Leeremos sobre un ladrón que se apropió de una maleta con los primeros momentos de la carrera de un narrador, tres años que se volatilizan en minutos. También sucederá una venganza entre dos oficiales nazis, que acabó para siempre con la obra cumbre de un escritor cumbre, de la que nos quedan dos capítulos publicados en forma de relato –¿habrían sido excluidos?– y la frase inicial en el recuerdo de un amigo (maravillosa, dicho sea de paso); además, cuando años más tarde parece que el texto podría renacer, un fatal accidente cercena de nuevo la posibilidad. Luego descubriremos cómo el camino a la autoperfección impulsa a su autor a arrojar a la chimenea el manuscrito que contenía la segunda parte de su gran obra, incapaz de abarcar con su pluma el objetivo marcado.

El alcohol, la poca cabeza y el fuego se alinean para terminar con un volumen de más de mil páginas, y esa tríada imposibilita que su creador tenga las condiciones de ánimo necesarias para reemprender la aventura. Otro caso será el de la huida fatal de una Europa destruida por el fascismo, unida a la mala suerte del momento inoportuno, que empujan al suicidio a uno de los teóricos más inteligentes que nos ha entregado el pasado siglo; con él, se pierden los papeles, cuyo tema se desconoce, que viajaban en una maleta negra que mantenía consigo con empeño. Finalmente, los estragos de la depresión harán acto de presencia, para llevarse la vida y la literatura de uno de fenómenos poéticos del siglo XX.

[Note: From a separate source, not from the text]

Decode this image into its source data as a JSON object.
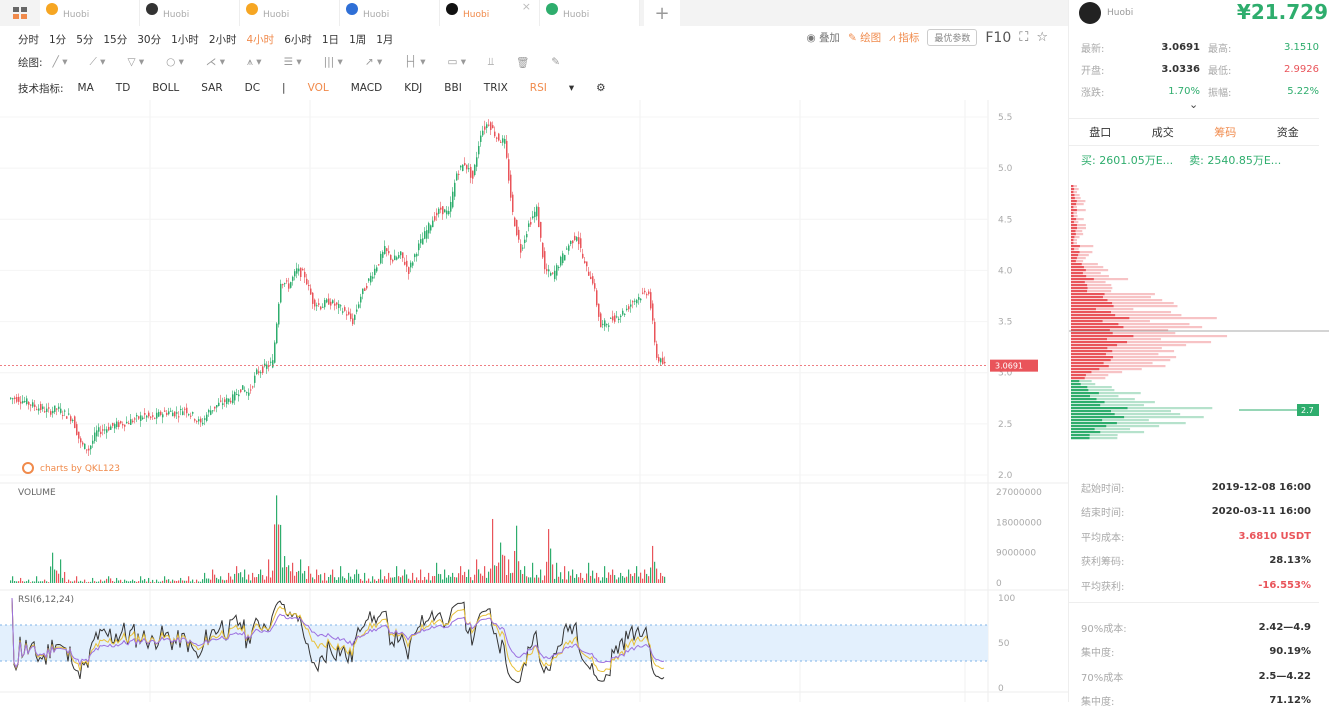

Ahora bien, si no creemos en la resurrección de la carne, cabe poner nuestra fe en la resurrección libresca, y esperar que van Straten nos regale una Historia de los libros reencontrados, cuyo título, si el lector se anima a acercase a este ensayo, también podría ser Contra el fuego y las maletas. Volviendo a la historia-ficción, en ocasiones sueño con un nuevo fragmento que venga a recomponer el puzle de los poemas de Safo, con una tablilla rediviva del Gilgamesh, con la Fuente Q, si alguna vez existió… Estas cosas ocurren: ocurrió con Aristóteles en el siglo I a. C. y con Emily Dickinson tras su muerte en 1886. La fe, decía, la podemos depositar entonces en la permanencia de la literatura, hábil jugadora al escondite, y aceptar a pies juntillas aquello que escribió Bulgákov en El Maestro y Margarita: «Eso no puede ser. Los manuscritos no arden».